Kapolri: People Power yang Akan Menjatuhkan Pemerintah Bisa Dipidana

IMPIANNEWS.COM (Jakarta).

Kapolri Jendral Tito K
arnavian menyinggung mobilisasi massa dengan people power dalam rapat evaluasi proses Pemilu 2019 bersama DPD RI. Ia mengatakan mobilisasi massa harus mengikuti mekanisme hukum agar tidak mengganggu ketertiban publik dan tidak mengancam keamanan nasional.

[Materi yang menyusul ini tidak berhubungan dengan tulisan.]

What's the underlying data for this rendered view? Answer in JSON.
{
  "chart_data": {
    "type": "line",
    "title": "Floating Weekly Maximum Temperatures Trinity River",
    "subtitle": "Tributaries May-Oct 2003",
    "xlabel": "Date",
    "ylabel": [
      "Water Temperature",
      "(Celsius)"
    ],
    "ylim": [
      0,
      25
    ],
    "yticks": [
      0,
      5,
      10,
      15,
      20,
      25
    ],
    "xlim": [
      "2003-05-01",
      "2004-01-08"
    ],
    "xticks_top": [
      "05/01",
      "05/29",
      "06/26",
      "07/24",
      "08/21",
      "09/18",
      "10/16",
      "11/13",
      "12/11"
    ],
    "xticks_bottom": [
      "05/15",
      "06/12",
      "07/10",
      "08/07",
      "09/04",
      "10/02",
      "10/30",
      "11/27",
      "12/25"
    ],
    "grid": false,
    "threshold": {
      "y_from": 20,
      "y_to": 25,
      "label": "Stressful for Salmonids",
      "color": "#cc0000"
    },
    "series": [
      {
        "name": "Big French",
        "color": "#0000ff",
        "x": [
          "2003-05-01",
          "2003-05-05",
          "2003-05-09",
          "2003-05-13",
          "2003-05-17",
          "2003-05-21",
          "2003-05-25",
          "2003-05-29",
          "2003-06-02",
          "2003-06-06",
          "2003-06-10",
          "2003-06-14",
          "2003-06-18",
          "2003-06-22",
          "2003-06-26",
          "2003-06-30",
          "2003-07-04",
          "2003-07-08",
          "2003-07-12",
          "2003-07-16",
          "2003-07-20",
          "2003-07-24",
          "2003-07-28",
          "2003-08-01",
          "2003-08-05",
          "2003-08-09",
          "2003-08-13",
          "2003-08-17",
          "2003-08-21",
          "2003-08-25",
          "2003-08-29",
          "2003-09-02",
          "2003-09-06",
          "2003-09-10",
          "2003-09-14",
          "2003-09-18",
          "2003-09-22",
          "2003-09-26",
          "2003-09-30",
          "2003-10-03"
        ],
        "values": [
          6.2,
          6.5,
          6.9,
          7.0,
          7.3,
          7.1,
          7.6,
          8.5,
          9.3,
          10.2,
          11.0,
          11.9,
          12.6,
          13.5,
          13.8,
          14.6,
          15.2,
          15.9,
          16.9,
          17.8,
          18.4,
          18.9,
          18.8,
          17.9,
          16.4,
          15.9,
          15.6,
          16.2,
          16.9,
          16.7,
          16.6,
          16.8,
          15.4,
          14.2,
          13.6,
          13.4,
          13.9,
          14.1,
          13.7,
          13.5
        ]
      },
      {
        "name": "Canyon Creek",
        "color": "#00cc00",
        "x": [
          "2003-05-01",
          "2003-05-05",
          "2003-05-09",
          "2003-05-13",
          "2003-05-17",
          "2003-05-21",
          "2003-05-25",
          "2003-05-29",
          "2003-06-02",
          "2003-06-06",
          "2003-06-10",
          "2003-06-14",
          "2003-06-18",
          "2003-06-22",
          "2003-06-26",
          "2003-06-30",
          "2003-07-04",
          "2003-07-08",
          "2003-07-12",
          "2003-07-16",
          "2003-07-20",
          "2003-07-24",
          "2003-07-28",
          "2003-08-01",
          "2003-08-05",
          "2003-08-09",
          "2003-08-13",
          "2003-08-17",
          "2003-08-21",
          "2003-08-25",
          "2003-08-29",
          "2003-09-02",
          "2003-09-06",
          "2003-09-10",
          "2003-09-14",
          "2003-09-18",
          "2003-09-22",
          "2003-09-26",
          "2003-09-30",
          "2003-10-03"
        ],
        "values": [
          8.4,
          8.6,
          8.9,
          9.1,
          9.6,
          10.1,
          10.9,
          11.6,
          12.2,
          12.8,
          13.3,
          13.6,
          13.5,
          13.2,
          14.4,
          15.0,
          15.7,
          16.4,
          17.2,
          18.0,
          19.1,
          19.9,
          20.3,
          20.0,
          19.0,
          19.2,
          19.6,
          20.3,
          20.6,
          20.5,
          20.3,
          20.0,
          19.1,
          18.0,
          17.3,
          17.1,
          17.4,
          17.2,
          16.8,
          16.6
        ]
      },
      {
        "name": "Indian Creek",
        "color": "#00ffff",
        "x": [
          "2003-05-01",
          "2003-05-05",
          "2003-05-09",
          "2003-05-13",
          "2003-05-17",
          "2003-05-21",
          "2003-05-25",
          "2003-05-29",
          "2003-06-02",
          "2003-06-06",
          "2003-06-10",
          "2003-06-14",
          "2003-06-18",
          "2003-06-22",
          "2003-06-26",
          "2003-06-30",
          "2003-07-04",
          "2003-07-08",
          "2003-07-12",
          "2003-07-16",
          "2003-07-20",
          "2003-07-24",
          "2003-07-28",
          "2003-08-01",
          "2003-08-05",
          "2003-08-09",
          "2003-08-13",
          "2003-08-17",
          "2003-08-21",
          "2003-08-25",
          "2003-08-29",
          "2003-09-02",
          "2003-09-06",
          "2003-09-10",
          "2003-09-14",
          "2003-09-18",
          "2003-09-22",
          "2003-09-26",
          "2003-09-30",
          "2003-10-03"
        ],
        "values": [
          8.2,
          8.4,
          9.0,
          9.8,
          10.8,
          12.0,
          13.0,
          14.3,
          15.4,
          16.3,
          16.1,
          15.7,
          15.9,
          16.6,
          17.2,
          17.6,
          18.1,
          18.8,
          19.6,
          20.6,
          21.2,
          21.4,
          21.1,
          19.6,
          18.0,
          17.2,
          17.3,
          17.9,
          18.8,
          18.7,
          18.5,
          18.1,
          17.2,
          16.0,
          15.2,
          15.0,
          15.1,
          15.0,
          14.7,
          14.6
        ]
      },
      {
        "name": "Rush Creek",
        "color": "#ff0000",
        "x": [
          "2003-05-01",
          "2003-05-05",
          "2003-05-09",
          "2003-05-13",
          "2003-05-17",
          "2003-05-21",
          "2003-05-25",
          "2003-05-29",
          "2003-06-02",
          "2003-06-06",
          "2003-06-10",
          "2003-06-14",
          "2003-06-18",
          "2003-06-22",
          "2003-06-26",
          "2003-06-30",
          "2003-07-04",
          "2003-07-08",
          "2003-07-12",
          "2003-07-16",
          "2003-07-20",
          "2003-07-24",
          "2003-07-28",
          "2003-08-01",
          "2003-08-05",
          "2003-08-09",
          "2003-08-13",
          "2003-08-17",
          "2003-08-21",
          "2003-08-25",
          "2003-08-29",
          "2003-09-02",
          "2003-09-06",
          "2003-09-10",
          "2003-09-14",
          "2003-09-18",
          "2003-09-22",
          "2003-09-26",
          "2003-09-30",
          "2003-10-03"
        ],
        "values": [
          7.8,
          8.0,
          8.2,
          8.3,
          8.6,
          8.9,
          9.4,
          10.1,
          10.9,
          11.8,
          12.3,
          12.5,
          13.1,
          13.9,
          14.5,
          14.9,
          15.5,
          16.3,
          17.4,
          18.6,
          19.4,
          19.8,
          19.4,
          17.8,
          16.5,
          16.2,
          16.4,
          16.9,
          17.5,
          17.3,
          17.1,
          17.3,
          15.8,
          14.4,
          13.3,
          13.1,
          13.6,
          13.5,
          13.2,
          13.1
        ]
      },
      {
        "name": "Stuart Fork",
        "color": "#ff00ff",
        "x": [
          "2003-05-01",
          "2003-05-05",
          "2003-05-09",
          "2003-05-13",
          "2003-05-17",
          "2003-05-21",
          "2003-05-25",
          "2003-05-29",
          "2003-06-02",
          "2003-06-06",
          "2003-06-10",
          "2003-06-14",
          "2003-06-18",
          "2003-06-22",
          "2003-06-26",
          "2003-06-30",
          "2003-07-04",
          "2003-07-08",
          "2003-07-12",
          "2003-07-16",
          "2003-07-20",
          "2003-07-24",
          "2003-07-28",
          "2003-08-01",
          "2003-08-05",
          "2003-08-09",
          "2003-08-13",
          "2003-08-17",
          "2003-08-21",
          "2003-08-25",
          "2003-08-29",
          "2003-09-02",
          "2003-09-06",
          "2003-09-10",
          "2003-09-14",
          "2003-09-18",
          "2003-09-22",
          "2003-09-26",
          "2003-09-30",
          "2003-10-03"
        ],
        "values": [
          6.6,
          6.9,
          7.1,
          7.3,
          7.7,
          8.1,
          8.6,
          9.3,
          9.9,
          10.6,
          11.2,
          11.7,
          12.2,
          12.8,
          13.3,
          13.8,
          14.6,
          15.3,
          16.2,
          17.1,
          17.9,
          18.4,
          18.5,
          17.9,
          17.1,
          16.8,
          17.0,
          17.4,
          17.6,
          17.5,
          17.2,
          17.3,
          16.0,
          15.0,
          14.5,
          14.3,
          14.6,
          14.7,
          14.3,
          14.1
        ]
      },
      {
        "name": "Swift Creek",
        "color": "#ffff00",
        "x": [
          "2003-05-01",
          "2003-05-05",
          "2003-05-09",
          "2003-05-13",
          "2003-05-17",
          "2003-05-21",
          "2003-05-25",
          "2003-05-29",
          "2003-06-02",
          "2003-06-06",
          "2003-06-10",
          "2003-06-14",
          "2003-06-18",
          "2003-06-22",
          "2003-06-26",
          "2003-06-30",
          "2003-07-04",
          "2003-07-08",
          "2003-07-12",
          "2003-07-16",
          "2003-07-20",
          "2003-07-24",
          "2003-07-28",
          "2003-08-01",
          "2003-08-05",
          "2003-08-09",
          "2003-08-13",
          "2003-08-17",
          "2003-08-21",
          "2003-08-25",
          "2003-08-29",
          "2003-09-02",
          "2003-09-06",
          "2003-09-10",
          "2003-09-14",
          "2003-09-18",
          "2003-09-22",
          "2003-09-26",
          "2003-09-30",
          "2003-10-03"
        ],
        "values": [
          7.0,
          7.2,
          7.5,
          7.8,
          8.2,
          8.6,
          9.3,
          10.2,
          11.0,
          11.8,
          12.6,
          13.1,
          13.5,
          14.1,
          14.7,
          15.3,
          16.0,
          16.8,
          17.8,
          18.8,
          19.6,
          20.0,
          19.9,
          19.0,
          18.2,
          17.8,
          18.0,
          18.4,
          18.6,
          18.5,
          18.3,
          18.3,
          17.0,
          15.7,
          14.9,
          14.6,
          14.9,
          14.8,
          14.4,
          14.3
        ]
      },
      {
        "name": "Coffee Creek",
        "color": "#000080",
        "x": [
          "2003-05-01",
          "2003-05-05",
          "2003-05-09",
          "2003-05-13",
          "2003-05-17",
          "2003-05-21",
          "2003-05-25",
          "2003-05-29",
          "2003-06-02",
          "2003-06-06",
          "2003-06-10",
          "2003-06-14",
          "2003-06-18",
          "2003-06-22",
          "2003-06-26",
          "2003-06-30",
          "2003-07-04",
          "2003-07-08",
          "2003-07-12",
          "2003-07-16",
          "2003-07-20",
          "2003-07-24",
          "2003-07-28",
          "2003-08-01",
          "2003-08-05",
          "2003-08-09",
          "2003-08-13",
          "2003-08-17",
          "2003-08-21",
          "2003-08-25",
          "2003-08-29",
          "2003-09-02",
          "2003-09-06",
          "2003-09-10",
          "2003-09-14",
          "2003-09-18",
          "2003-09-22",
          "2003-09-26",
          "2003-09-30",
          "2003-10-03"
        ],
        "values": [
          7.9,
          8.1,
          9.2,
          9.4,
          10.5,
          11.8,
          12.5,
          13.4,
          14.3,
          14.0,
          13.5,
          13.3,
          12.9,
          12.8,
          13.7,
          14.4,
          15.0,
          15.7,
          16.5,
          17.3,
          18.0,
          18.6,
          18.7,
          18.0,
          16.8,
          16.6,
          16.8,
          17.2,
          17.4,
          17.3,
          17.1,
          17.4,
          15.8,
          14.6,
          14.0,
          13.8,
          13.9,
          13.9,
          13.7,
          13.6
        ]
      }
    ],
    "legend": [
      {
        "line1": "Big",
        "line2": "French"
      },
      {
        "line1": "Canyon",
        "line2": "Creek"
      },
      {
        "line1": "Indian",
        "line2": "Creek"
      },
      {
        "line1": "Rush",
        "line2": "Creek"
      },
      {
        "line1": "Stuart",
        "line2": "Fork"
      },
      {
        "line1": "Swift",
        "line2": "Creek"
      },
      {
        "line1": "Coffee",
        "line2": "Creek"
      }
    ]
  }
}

"Kalau seandainya ada ajakan untuk pakai people power, itu mobilisasi umum untuk melakukan penyampaian pendapat, harus melalui mekanisme ini (hukum)," kata Tito di Kompleks Parlemen, Senayan, Jakarta, Selasa (7/5).

Namun, Tito menuturkan apabila mobilisasi massa bertujuan untuk menjatuhkan pemerintahan yang sah, aksi tersebut dapat terancam masuk kategori tindak pidana. Hal itu, kata dia, diatur melalui UU yang sudah disepakati.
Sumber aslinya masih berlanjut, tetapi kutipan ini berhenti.